Hacker News new | ask | show | jobs
by pjreddie 3374 days ago
Mini-batches are not an ugly hack, batch gradient descent is too slow since you have to go through the whole data and stochastic gradient descent is too high variance (plus you can't do cool things like batch-norm). Mini-batches give you stability and speed, the best of both worlds.
2 comments

drewm1980 is not totally incorrect, though. I don't believe that people began using batch gradient descent because they knew a priori that it had decent properties. I would venture to guess that, initially, people were constrained my memory and computational tractability and only observed after-the-fact that SGD actually worked and in fact, often worked nicer than non-stochastic descent.

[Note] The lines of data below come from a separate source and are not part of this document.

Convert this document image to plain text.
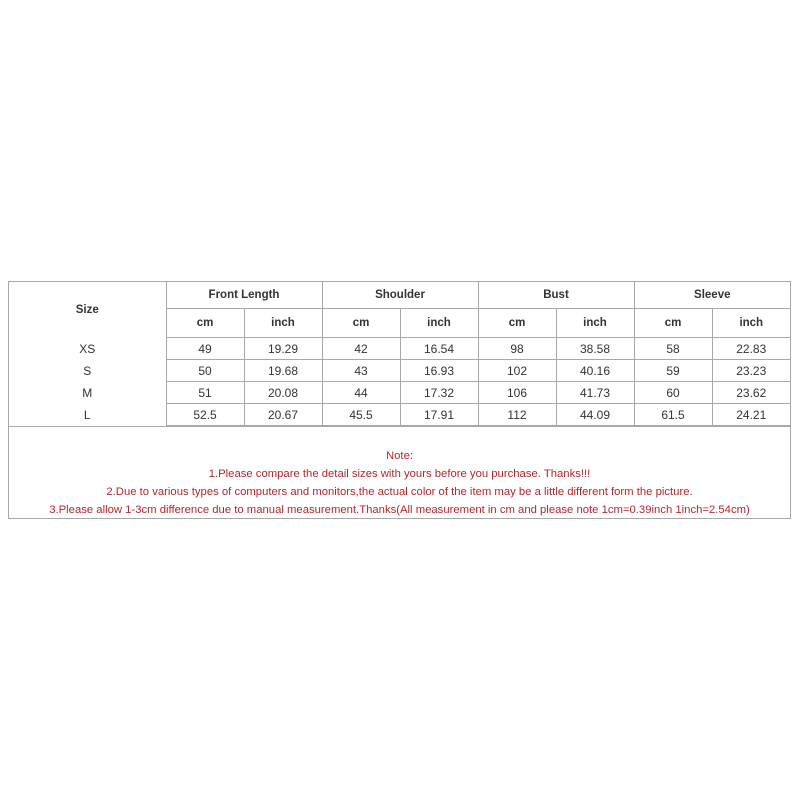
Size	Front Length		Shoulder		Bust		Sleeve	
	cm	inch	cm	inch	cm	inch	cm	inch
XS	49	19.29	42	16.54	98	38.58	58	22.83
S	50	19.68	43	16.93	102	40.16	59	23.23
M	51	20.08	44	17.32	106	41.73	60	23.62
L	52.5	20.67	45.5	17.91	112	44.09	61.5	24.21
Note:
1.Please compare the detail sizes with yours before you purchase. Thanks!!!
2.Due to various types of computers and monitors,the actual color of the item may be a little different form the picture.
3.Please allow 1-3cm difference due to manual measurement.Thanks(All measurement in cm and please note 1cm=0.39inch 1inch=2.54cm)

I'm not sure really at what point SGD was linked to stochastic approximation, and theoretical explanation of convergence behavior was really pinned down. It feels recent (see work by Leon Bottou, in particular), but I'm certainly no expert in this area.

--- edits: grammar

So interestingly, SGD has a nice intuitive explanation for why it is better than GD.

If you compute the gradient step for all data, you're expending computational power on redundant data. You're going to get to the minimum with fewer data if you make steps as you get useful information.

A brain learns one example at a time, which probably means a gradient descent is not a very good learning mechanism.
These are not brains, they are not even models of brains even if they use the word 'neuron'.
That was kind of my point. Brain learns well using one example at a time. ANNs don't. Hence my conclusion.
You can use gradient descent one example at a time. It still works just fine. The gradients are more unstable, but you will still converge eventually.
"works just fine" is a relative term. I'm pretty sure when I'm learning a (new) alphabet, I don't need to see 1000 examples of each letter 100 times.